Hark!—what was that sound?
A weird scream rose on the wind. The startled congregation in the smithy scrambled to their feet. Another scream, nearer apparently than the first, and then a loud wailing, broken every few seconds by a strange slight laugh, of which the distance seemed quite indefinite. Was it close by, or beyond the Red Brook?
The prayer-leader turned white, the boys stood huddled round him in every attitude of terror. Again the scream, and the little ghostly laugh! Looking at each other wildly, the whole congregation broke from the smithy down the hill. But the leader stopped himself.

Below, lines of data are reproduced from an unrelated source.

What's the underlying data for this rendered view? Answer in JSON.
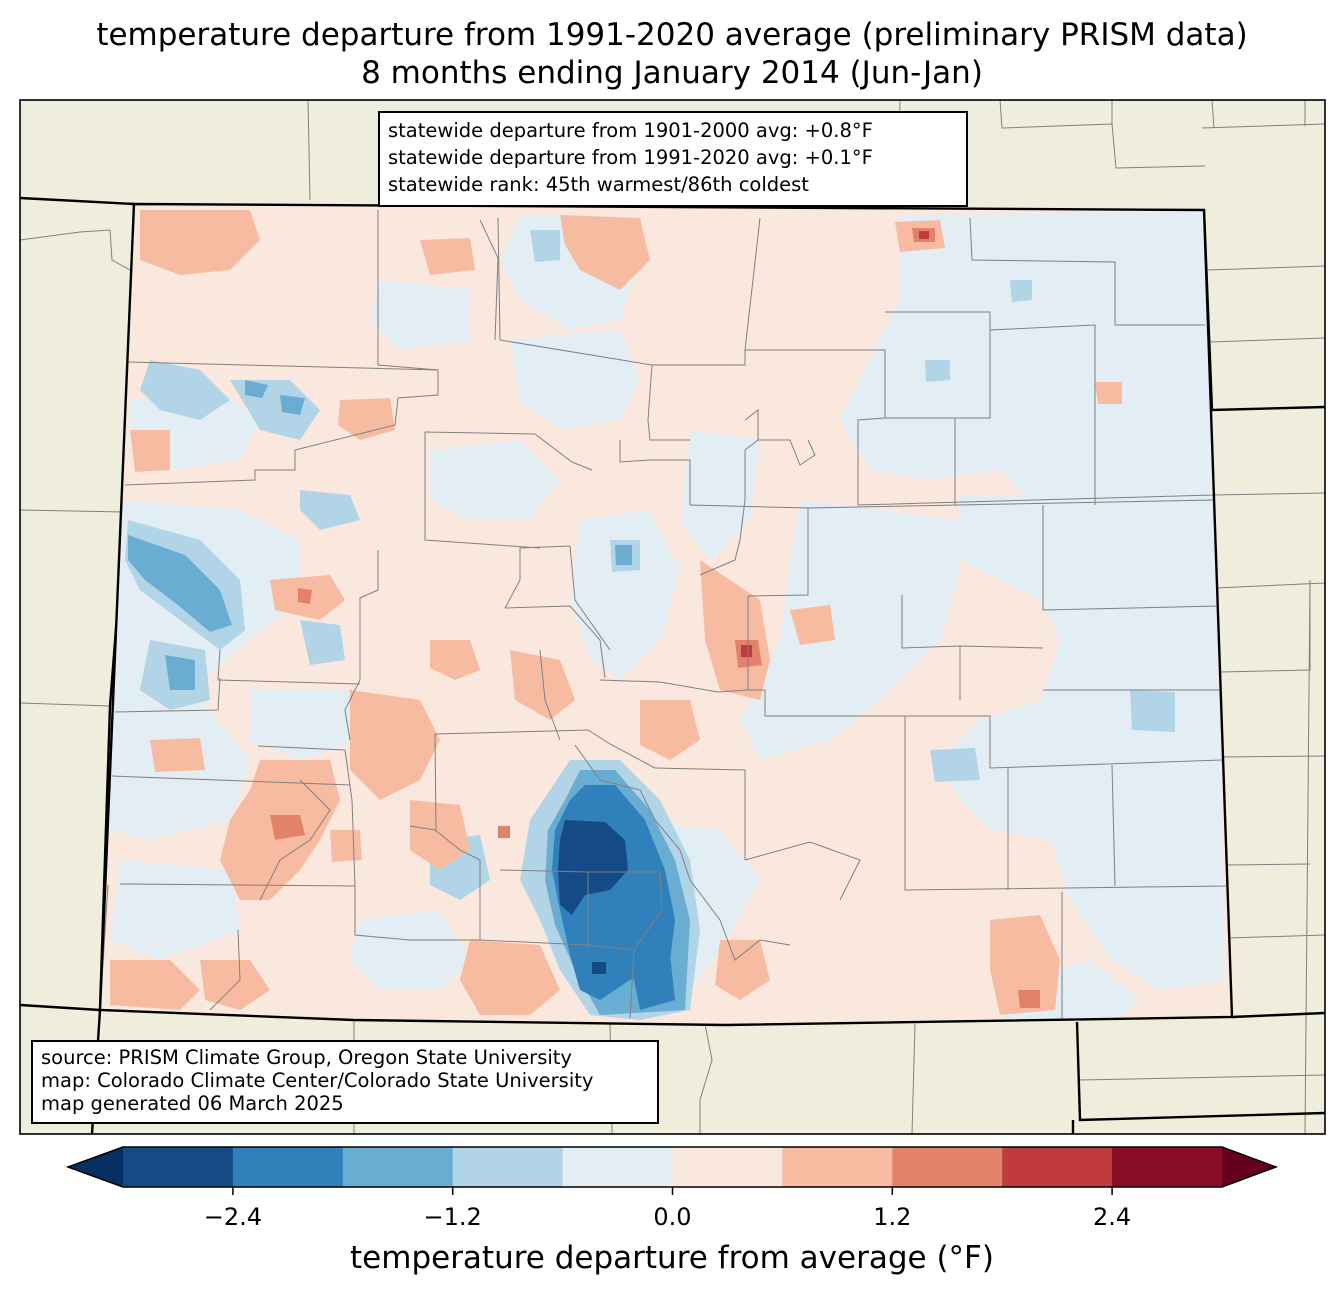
{
  "title": {
    "line1": "temperature departure from 1991-2020 average (preliminary PRISM data)",
    "line2": "8 months ending January 2014 (Jun-Jan)"
  },
  "stats_box": {
    "line1": "statewide departure from 1901-2000 avg: +0.8°F",
    "line2": "statewide departure from 1991-2020 avg: +0.1°F",
    "line3": "statewide rank: 45th warmest/86th coldest"
  },
  "source_box": {
    "line1": "source: PRISM Climate Group, Oregon State University",
    "line2": "map: Colorado Climate Center/Colorado State University",
    "line3": "map generated 06 March 2025"
  },
  "colorbar": {
    "label": "temperature departure from average (°F)",
    "ticks": [
      "−2.4",
      "−1.2",
      "0.0",
      "1.2",
      "2.4"
    ],
    "tick_values": [
      -2.4,
      -1.2,
      0.0,
      1.2,
      2.4
    ],
    "range": [
      -3.0,
      3.0
    ],
    "bin_edges": [
      -3.0,
      -2.4,
      -1.8,
      -1.2,
      -0.6,
      0.0,
      0.6,
      1.2,
      1.8,
      2.4,
      3.0
    ],
    "colors": [
      "#053061",
      "#144a86",
      "#3080bc",
      "#6aadd3",
      "#b1d4e7",
      "#e3edf4",
      "#fae8df",
      "#f7bba2",
      "#e2826a",
      "#c13b3d",
      "#890c26",
      "#67001f"
    ]
  },
  "map": {
    "land_color": "#efeddb",
    "state_border_color": "#000000",
    "county_border_color": "#808080"
  }
}
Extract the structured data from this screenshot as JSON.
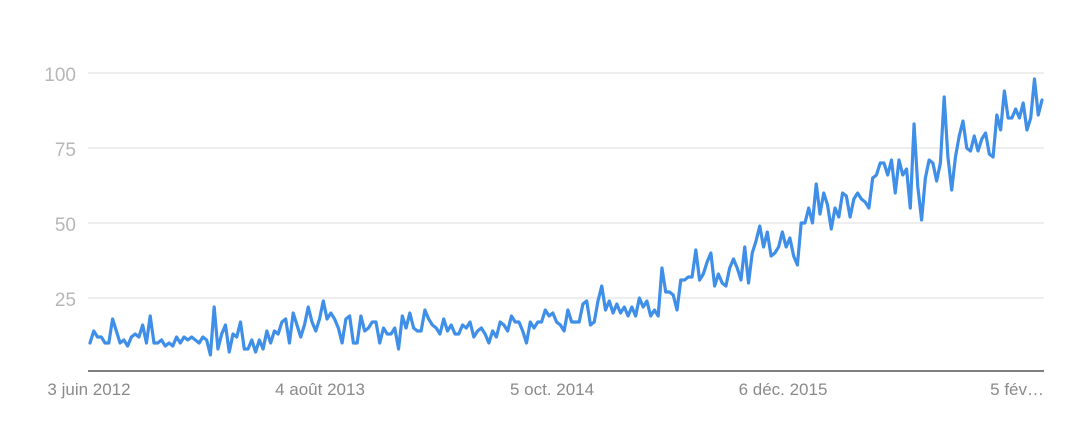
{
  "chart_data": {
    "type": "line",
    "title": "",
    "xlabel": "",
    "ylabel": "",
    "ylim": [
      0,
      100
    ],
    "y_ticks": [
      "25",
      "50",
      "75",
      "100"
    ],
    "x_tick_labels": [
      "3 juin 2012",
      "4 août 2013",
      "5 oct. 2014",
      "6 déc. 2015",
      "5 fév…"
    ],
    "grid": true,
    "colors": {
      "line": "#3f8fe8",
      "grid": "#dcdcdc",
      "axis": "#555555"
    },
    "series": [
      {
        "values": [
          10,
          14,
          12,
          12,
          10,
          10,
          18,
          14,
          10,
          11,
          9,
          12,
          13,
          12,
          16,
          10,
          19,
          10,
          10,
          11,
          9,
          10,
          9,
          12,
          10,
          12,
          11,
          12,
          11,
          10,
          12,
          11,
          6,
          22,
          8,
          13,
          16,
          7,
          13,
          12,
          17,
          8,
          8,
          11,
          7,
          11,
          8,
          14,
          10,
          14,
          13,
          17,
          18,
          10,
          20,
          16,
          12,
          16,
          22,
          17,
          14,
          18,
          24,
          18,
          20,
          18,
          15,
          10,
          18,
          19,
          10,
          10,
          19,
          14,
          15,
          17,
          17,
          10,
          15,
          13,
          13,
          15,
          8,
          19,
          15,
          20,
          15,
          14,
          14,
          21,
          18,
          16,
          15,
          13,
          18,
          14,
          16,
          13,
          13,
          16,
          15,
          17,
          12,
          14,
          15,
          13,
          10,
          14,
          12,
          17,
          16,
          14,
          19,
          17,
          17,
          14,
          10,
          17,
          15,
          17,
          17,
          21,
          19,
          20,
          17,
          16,
          14,
          21,
          17,
          17,
          17,
          23,
          24,
          16,
          17,
          24,
          29,
          21,
          24,
          20,
          23,
          20,
          22,
          19,
          22,
          19,
          25,
          22,
          24,
          19,
          21,
          19,
          35,
          27,
          27,
          26,
          21,
          31,
          31,
          32,
          32,
          41,
          31,
          33,
          37,
          40,
          29,
          33,
          30,
          29,
          35,
          38,
          35,
          31,
          42,
          30,
          40,
          44,
          49,
          42,
          47,
          39,
          40,
          42,
          47,
          42,
          45,
          39,
          36,
          50,
          50,
          55,
          50,
          63,
          53,
          60,
          56,
          48,
          55,
          52,
          60,
          59,
          52,
          58,
          60,
          58,
          57,
          55,
          65,
          66,
          70,
          70,
          66,
          71,
          60,
          71,
          66,
          68,
          55,
          83,
          62,
          51,
          65,
          71,
          70,
          64,
          70,
          92,
          72,
          61,
          72,
          79,
          84,
          75,
          74,
          79,
          74,
          78,
          80,
          73,
          72,
          86,
          81,
          94,
          85,
          85,
          88,
          85,
          90,
          81,
          85,
          98,
          86,
          91
        ]
      }
    ]
  }
}
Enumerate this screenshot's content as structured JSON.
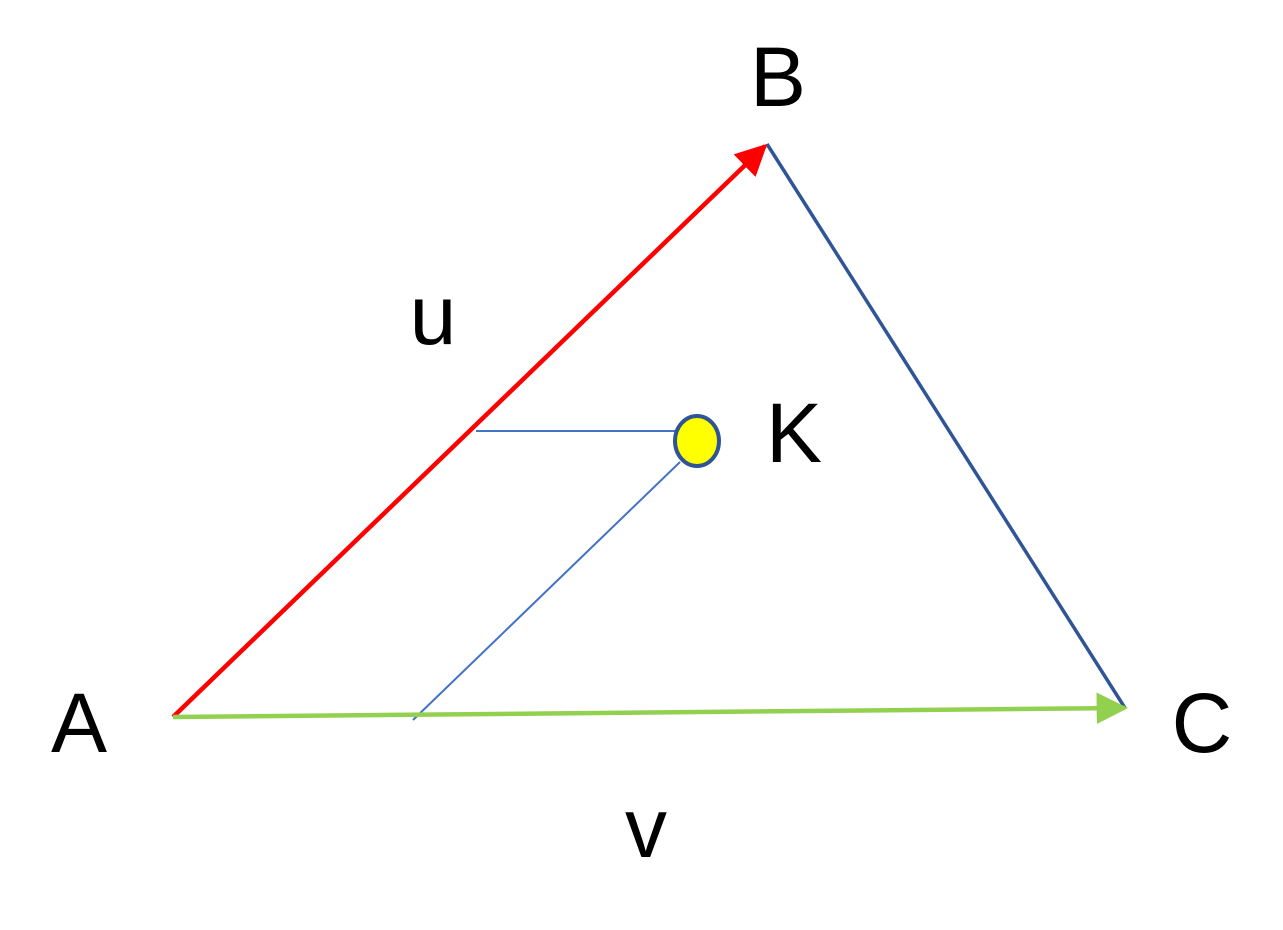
{
  "labels": {
    "A": "A",
    "B": "B",
    "C": "C",
    "K": "K",
    "u": "u",
    "v": "v"
  },
  "colors": {
    "vector_u": "#ff0000",
    "vector_v": "#92d050",
    "triangle_edge": "#2f5597",
    "construction_line": "#4472c4",
    "point_k_fill": "#ffff00",
    "point_k_stroke": "#2f5597",
    "text": "#000000"
  }
}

'It's mebbe soom one in trouble,' he said manfully, every limb trembling. 'We mun go and see, my lads.' And he rushed off in the direction whence the first sound had seemed to come—towards the Red Brook—half a dozen of the bolder spirits following. The rest stood cowering on the slope under the smithy. David meanwhile had climbed the ruined wall, and stood with head strained forward, his eyes sweeping the moor. But every outline was sinking fast into the gulf of the night; only a few indistinct masses—a cluster of gorse-bushes, a clump of mountain ash—still showed here and there.
The leader made for one of these darker patches on the mountain-side, led on always by the recurrent screams. He reached it; it was a patch of juniper overhanging the Red Brook—when suddenly from behind it there shot up a white thing, taller than the tallest man, with nodding head and outspread arms, and such laughter—so faint, so shrill, so evil, breaking midway into a hoarse angry yell.
'Jenny Crum! Jenny Crum!' cried the whole band with one voice, and, wheeling round, they ran down the Scout, joined by the contingent from the smithy, some of them falling headlong among the heather in their agony of flight, others ruthlessly knocking over those in front of them who seemed to be in their way. In a few seconds, as it seemed, the whole Scout was left to itself and the night. Footsteps, voices, all were gone—save for one long peal of most human, but still elfish, mirth, which came from the Red Brook.
CHAPTER XI
A dark figure sprang down from the wall of the smithy, leapt along the heather, and plunged into the bushes along the brook. A cry in another key was heard.
David emerged, dragging something behind him.
'Yo limb, yo! How dare yo, yo little beast? Yo impident little toad!' And in a perfect frenzy of rage he shook what she held. But Louie—for naturally it was Louie—wrenched herself away, and stood confronting him, panting, but exultant.